Formula and Experiment Notes (LLM)

Formula Walkthrough

Equation 1: V_{\text{tgt}}

V_{\text{tgt}}

Symbols: V_{\text{tgt}} Why it matters: This represents the number of target variables in the multivariate time series forecasting problem.

Equation 2: \mathbf{X}{\text{tgt}}^{1:T}\in\mathbb{R}^{V{\text{tgt}}\times T}

\mathbf{X}_{\text{tgt}}^{1:T}\in\mathbb{R}^{V_{\text{tgt}}\times T}

Symbols: V_{\text{tgt}}, T, X_{\text{tgt}} Why it matters: This represents the input data for the target variables, a matrix of shape (V_{\text{tgt}} x T) containing the historical values of the target variables.

Equation 3: V_{\text{pcov}}

V_{\text{pcov}}

Symbols: V_{\text{pcov}} Why it matters: This represents the number of past covariates in the multivariate time series forecasting problem.

Equation 4: \mathbf{X}{\text{pcov}}^{1:T}\in\mathbb{R}^{V{\text{pcov}}\times T}

\mathbf{X}_{\text{pcov}}^{1:T}\in\mathbb{R}^{V_{\text{pcov}}\times T}

Symbols: V_{\text{pcov}}, T, X_{\text{pcov}} Why it matters: This represents the input data for the past covariates, a matrix of shape (V_{\text{pcov}} x T) containing the historical values of the past covariates.

Equation 5: V_{\text{fcov}}

V_{\text{fcov}}

Symbols: V_{\text{fcov}} Why it matters: This represents the number of future-known covariates in the multivariate time series forecasting problem.

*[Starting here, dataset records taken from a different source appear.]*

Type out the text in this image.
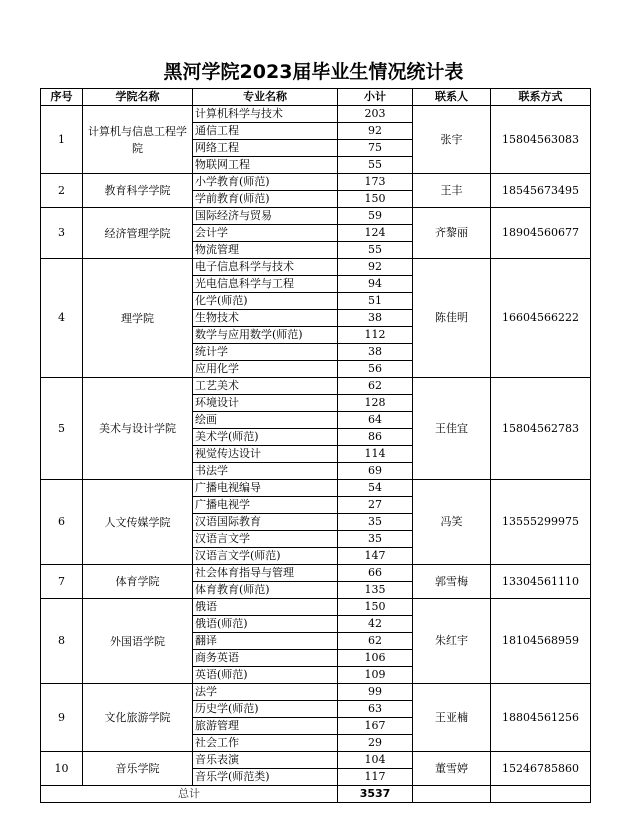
黑河学院2023届毕业生情况统计表
序号	学院名称	专业名称	小计	联系人	联系方式
1	计算机与信息工程学院	计算机科学与技术	203	张宇	15804563083
		通信工程	92		
		网络工程	75		
		物联网工程	55		
2	教育科学学院	小学教育(师范)	173	王丰	18545673495
		学前教育(师范)	150		
3	经济管理学院	国际经济与贸易	59	齐黎丽	18904560677
		会计学	124		
		物流管理	55		
4	理学院	电子信息科学与技术	92	陈佳明	16604566222
		光电信息科学与工程	94		
		化学(师范)	51		
		生物技术	38		
		数学与应用数学(师范)	112		
		统计学	38		
		应用化学	56		
5	美术与设计学院	工艺美术	62	王佳宜	15804562783
		环境设计	128		
		绘画	64		
		美术学(师范)	86		
		视觉传达设计	114		
		书法学	69		
6	人文传媒学院	广播电视编导	54	冯笑	13555299975
		广播电视学	27		
		汉语国际教育	35		
		汉语言文学	35		
		汉语言文学(师范)	147		
7	体育学院	社会体育指导与管理	66	郭雪梅	13304561110
		体育教育(师范)	135		
8	外国语学院	俄语	150	朱红宇	18104568959
		俄语(师范)	42		
		翻译	62		
		商务英语	106		
		英语(师范)	109		
9	文化旅游学院	法学	99	王亚楠	18804561256
		历史学(师范)	63		
		旅游管理	167		
		社会工作	29		
10	音乐学院	音乐表演	104	董雪婷	15246785860
		音乐学(师范类)	117		
总计			3537		
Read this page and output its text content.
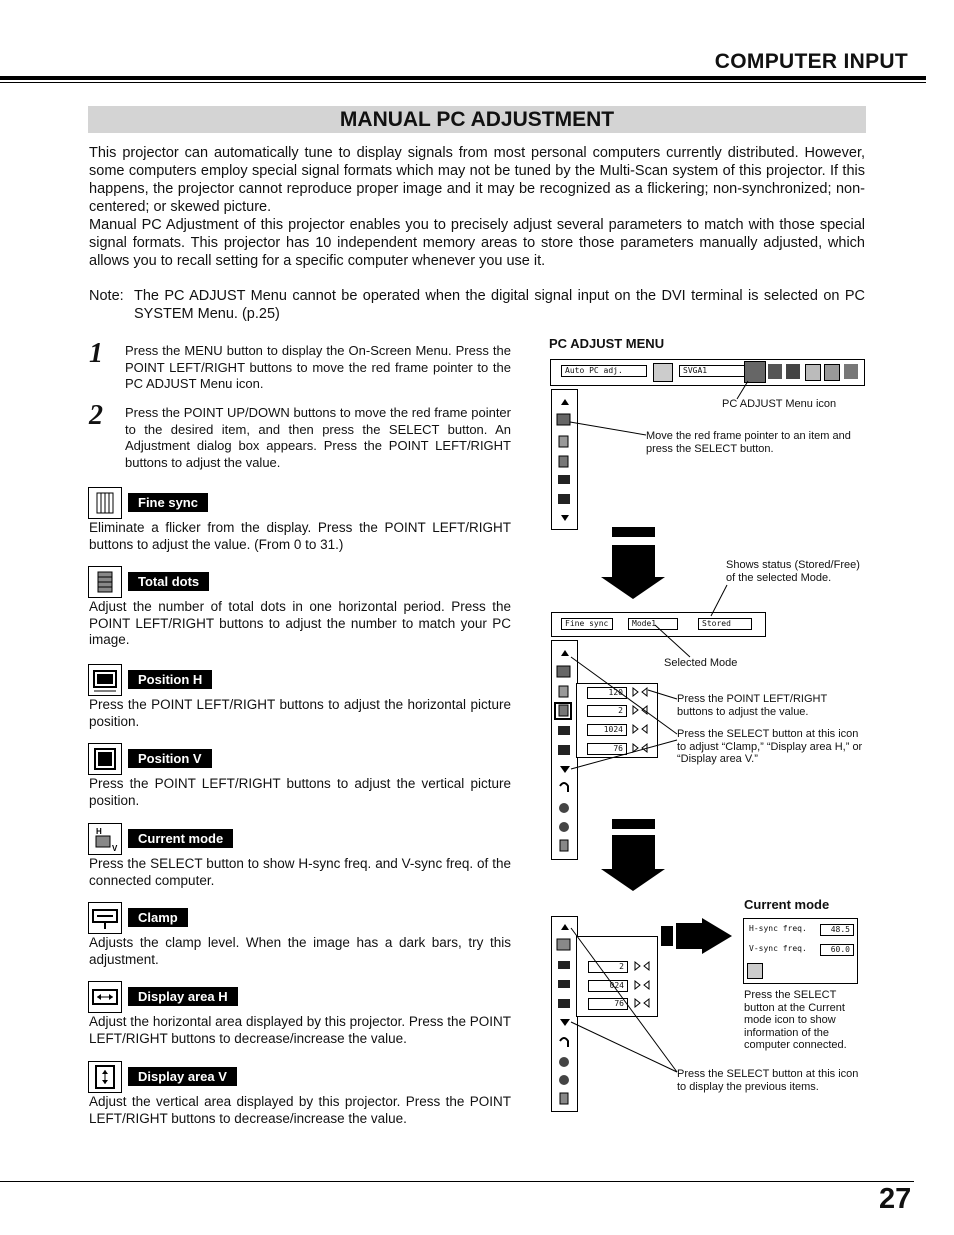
COMPUTER INPUT
MANUAL PC ADJUSTMENT
This projector can automatically tune to display signals from most personal computers currently distributed. However, some computers employ special signal formats which may not be tuned by the Multi-Scan system of this projector. If this happens, the projector cannot reproduce proper image and it may be recognized as a flickering; non-synchronized; non-centered; or skewed picture.
Manual PC Adjustment of this projector enables you to precisely adjust several parameters to match with those special signal formats. This projector has 10 independent memory areas to store those parameters manually adjusted, which allows you to recall setting for a specific computer whenever you use it.
Note: The PC ADJUST Menu cannot be operated when the digital signal input on the DVI terminal is selected on PC SYSTEM Menu. (p.25)
1 Press the MENU button to display the On-Screen Menu. Press the POINT LEFT/RIGHT buttons to move the red frame pointer to the PC ADJUST Menu icon.
2 Press the POINT UP/DOWN buttons to move the red frame pointer to the desired item, and then press the SELECT button. An Adjustment dialog box appears. Press the POINT LEFT/RIGHT buttons to adjust the value.
Fine sync
Eliminate a flicker from the display. Press the POINT LEFT/RIGHT buttons to adjust the value. (From 0 to 31.)
Total dots
Adjust the number of total dots in one horizontal period. Press the POINT LEFT/RIGHT buttons to adjust the number to match your PC image.
Position H
Press the POINT LEFT/RIGHT buttons to adjust the horizontal picture position.
Position V
Press the POINT LEFT/RIGHT buttons to adjust the vertical picture position.
H
V
Current mode
Press the SELECT button to show H-sync freq. and V-sync freq. of the connected computer.
Clamp
Adjusts the clamp level. When the image has a dark bars, try this adjustment.
Display area H
Adjust the horizontal area displayed by this projector. Press the POINT LEFT/RIGHT buttons to decrease/increase the value.
Display area V
Adjust the vertical area displayed by this projector. Press the POINT LEFT/RIGHT buttons to decrease/increase the value.
PC ADJUST MENU
Auto PC adj.	SVGA1
PC ADJUST Menu icon
Move the red frame pointer to an item and press the SELECT button.
Shows status (Stored/Free) of the selected Mode.
Fine sync	Mode1	Stored
Selected Mode
120
2
1024
76
Press the POINT LEFT/RIGHT buttons to adjust the value.
Press the SELECT button at this icon to adjust “Clamp,” “Display area H,” or “Display area V.”
Current mode
H-sync freq.	48.5
V-sync freq.	60.0
Press the SELECT button at the Current mode icon to show information of the computer connected.
2
024
76
Press the SELECT button at this icon to display the previous items.
27
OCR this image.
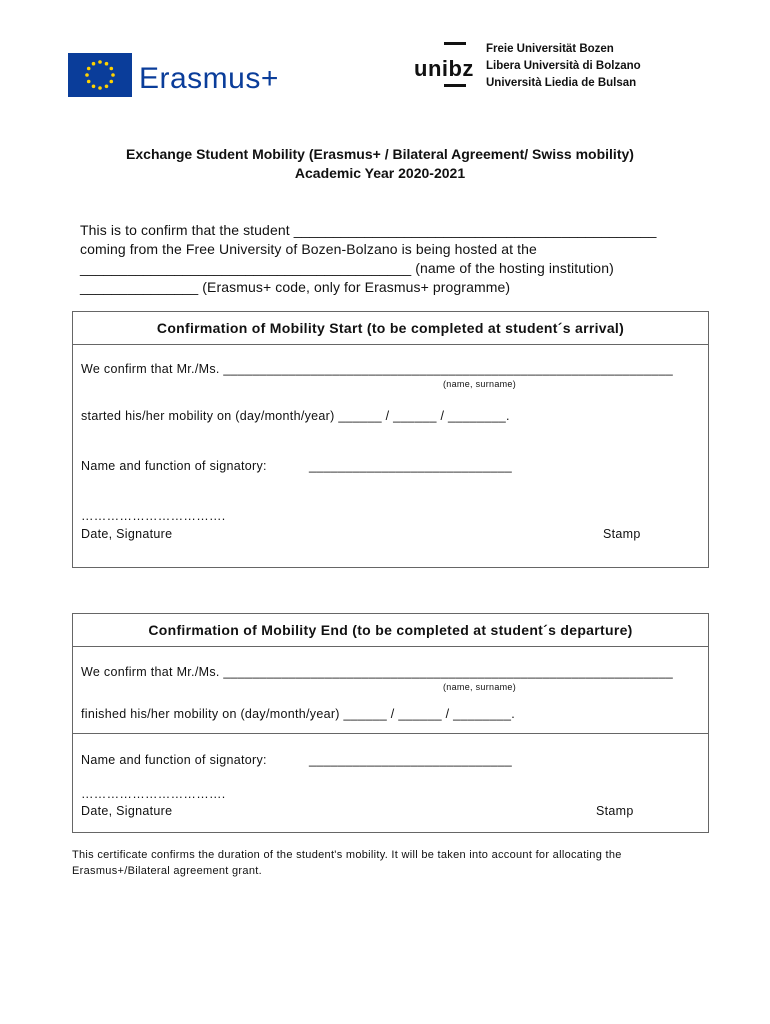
Erasmus+	unibz
Freie Universität Bozen
Libera Università di Bolzano
Università Liedia de Bulsan
Exchange Student Mobility (Erasmus+ / Bilateral Agreement/ Swiss mobility)
Academic Year 2020-2021
This is to confirm that the student ______________________________________________
coming from the Free University of Bozen-Bolzano is being hosted at the
__________________________________________ (name of the hosting institution)
_______________ (Erasmus+ code, only for Erasmus+ programme)
Confirmation of Mobility Start (to be completed at student´s arrival)
We confirm that Mr./Ms. ______________________________________________________________
(name, surname)
started his/her mobility on (day/month/year) ______ / ______ / ________.
Name and function of signatory:	____________________________
…………………………….
Date, Signature	Stamp
Confirmation of Mobility End (to be completed at student´s departure)
We confirm that Mr./Ms. ______________________________________________________________
(name, surname)
finished his/her mobility on (day/month/year) ______ / ______ / ________.
Name and function of signatory:	____________________________
…………………………….
Date, Signature	Stamp
This certificate confirms the duration of the student's mobility. It will be taken into account for allocating the
Erasmus+/Bilateral agreement grant.
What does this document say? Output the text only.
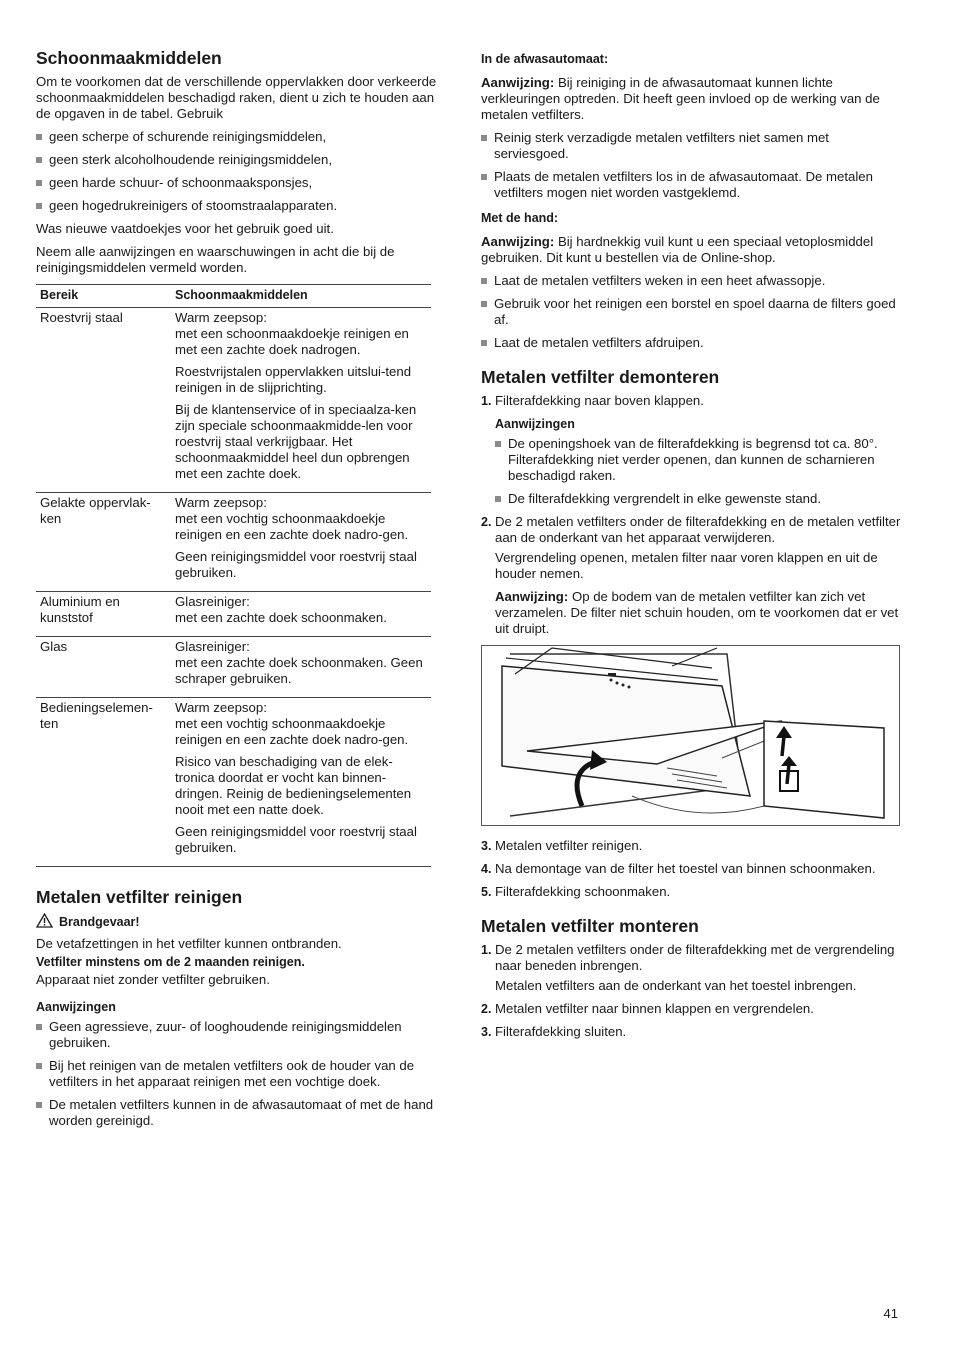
Schoonmaakmiddelen

Om te voorkomen dat de verschillende oppervlakken door verkeerde schoonmaakmiddelen beschadigd raken, dient u zich te houden aan de opgaven in de tabel. Gebruik

geen scherpe of schurende reinigingsmiddelen,
geen sterk alcoholhoudende reinigingsmiddelen,
geen harde schuur- of schoonmaaksponsjes,
geen hogedrukreinigers of stoomstraalapparaten.

Was nieuwe vaatdoekjes voor het gebruik goed uit.

Neem alle aanwijzingen en waarschuwingen in acht die bij de reinigingsmiddelen vermeld worden.

Bereik	Schoonmaakmiddelen
Roestvrij staal	Warm zeepsop:
met een schoonmaakdoekje reinigen en met een zachte doek nadrogen.

Roestvrijstalen oppervlakken uitslui-tend reinigen in de slijprichting.

Bij de klantenservice of in speciaalza-ken zijn speciale schoonmaakmidde-len voor roestvrij staal verkrijgbaar. Het schoonmaakmiddel heel dun opbrengen met een zachte doek.

Gelakte oppervlak-ken	Warm zeepsop:
met een vochtig schoonmaakdoekje reinigen en een zachte doek nadro-gen.

Geen reinigingsmiddel voor roestvrij staal gebruiken.

Aluminium en kunststof	Glasreiniger:
met een zachte doek schoonmaken.

Glas	Glasreiniger:
met een zachte doek schoonmaken. Geen schraper gebruiken.

Bedieningselemen-ten	Warm zeepsop:
met een vochtig schoonmaakdoekje reinigen en een zachte doek nadro-gen.

Risico van beschadiging van de elek-tronica doordat er vocht kan binnen-dringen. Reinig de bedieningselementen nooit met een natte doek.

Geen reinigingsmiddel voor roestvrij staal gebruiken.

Metalen vetfilter reinigen
Brandgevaar!

De vetafzettingen in het vetfilter kunnen ontbranden.

Vetfilter minstens om de 2 maanden reinigen.

Apparaat niet zonder vetfilter gebruiken.

Aanwijzingen
Geen agressieve, zuur- of looghoudende reinigingsmiddelen gebruiken.
Bij het reinigen van de metalen vetfilters ook de houder van de vetfilters in het apparaat reinigen met een vochtige doek.
De metalen vetfilters kunnen in de afwasautomaat of met de hand worden gereinigd.
In de afwasautomaat:

Aanwijzing: Bij reiniging in de afwasautomaat kunnen lichte verkleuringen optreden. Dit heeft geen invloed op de werking van de metalen vetfilters.

Reinig sterk verzadigde metalen vetfilters niet samen met serviesgoed.
Plaats de metalen vetfilters los in de afwasautomaat. De metalen vetfilters mogen niet worden vastgeklemd.
Met de hand:

Aanwijzing: Bij hardnekkig vuil kunt u een speciaal vetoplosmiddel gebruiken. Dit kunt u bestellen via de Online-shop.

Laat de metalen vetfilters weken in een heet afwassopje.
Gebruik voor het reinigen een borstel en spoel daarna de filters goed af.
Laat de metalen vetfilters afdruipen.
Metalen vetfilter demonteren
1. Filterafdekking naar boven klappen.
Aanwijzingen
De openingshoek van de filterafdekking is begrensd tot ca. 80°. Filterafdekking niet verder openen, dan kunnen de scharnieren beschadigd raken.
De filterafdekking vergrendelt in elke gewenste stand.
2. De 2 metalen vetfilters onder de filterafdekking en de metalen vetfilter aan de onderkant van het apparaat verwijderen.

Vergrendeling openen, metalen filter naar voren klappen en uit de houder nemen.

Aanwijzing: Op de bodem van de metalen vetfilter kan zich vet verzamelen. De filter niet schuin houden, om te voorkomen dat er vet uit druipt.

3. Metalen vetfilter reinigen.
4. Na demontage van de filter het toestel van binnen schoonmaken.
5. Filterafdekking schoonmaken.
Metalen vetfilter monteren
1. De 2 metalen vetfilters onder de filterafdekking met de vergrendeling naar beneden inbrengen.

Metalen vetfilters aan de onderkant van het toestel inbrengen.

2. Metalen vetfilter naar binnen klappen en vergrendelen.
3. Filterafdekking sluiten.
41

Equation 6: \mathbf{X}{\text{fcov}}^{1:T+F}\in\mathbb{R}^{V{\text{fcov}}\times(T+F)}

\mathbf{X}_{\text{fcov}}^{1:T+F}\in\mathbb{R}^{V_{\text{fcov}}\times(T+F)}

Symbols: V_{\text{fcov}}, T, F, X_{\text{fcov}} Why it matters: This represents the input data for the future-known covariates, a matrix of shape (V_{\text{fcov}} x (T+F)) containing the historical and future values of the future-known covariates.

Method Summary

  • TiRex-2 is a recurrent xLSTM-based time series foundation model that generalizes the univariate TiRex to multivariate forecasting with both past and future covariates.
  • The model combines a bidirectional time mixer with an asymmetric grouped-attention variate mixer, enabling the integration of future-known covariates while preserving strict causality over target variables.
  • TiRex-2 addresses the limitations of existing Transformer-based time series foundation models by operating at constant per-patch cost under streaming.

Experimental Overview

  • Tasks/Datasets: Multivariate time series forecasting on fev-bench and GIFT-Eval.
  • Baselines/Comparisons: Chronos-Bolt, Moirai-2, Toto-1.0, Chronos-2, Chronos-2-Synth, PatchTST-FM-r1, FlowState-r1.1, TimesFM-2.5.
  • Main Claimed Findings: TiRex-2 achieves state-of-the-art zero-shot performance on fev-bench and GIFT-Eval, remains stable when streamed to arbitrary context lengths, and maintains constant inference cost per patch.

What to Verify in the PDF

  • The implementation details of the asymmetric grouped-attention variate mixer.
  • The proof that the asymmetric mask together with the forward-only xLSTM on targets and past covariates is sufficient for target-causality (Proposition ˜ 1).
  • The counterexample showing that the asymmetric mask is necessary.
  • The full hyperparameters and training details for both phases of TiRex-2.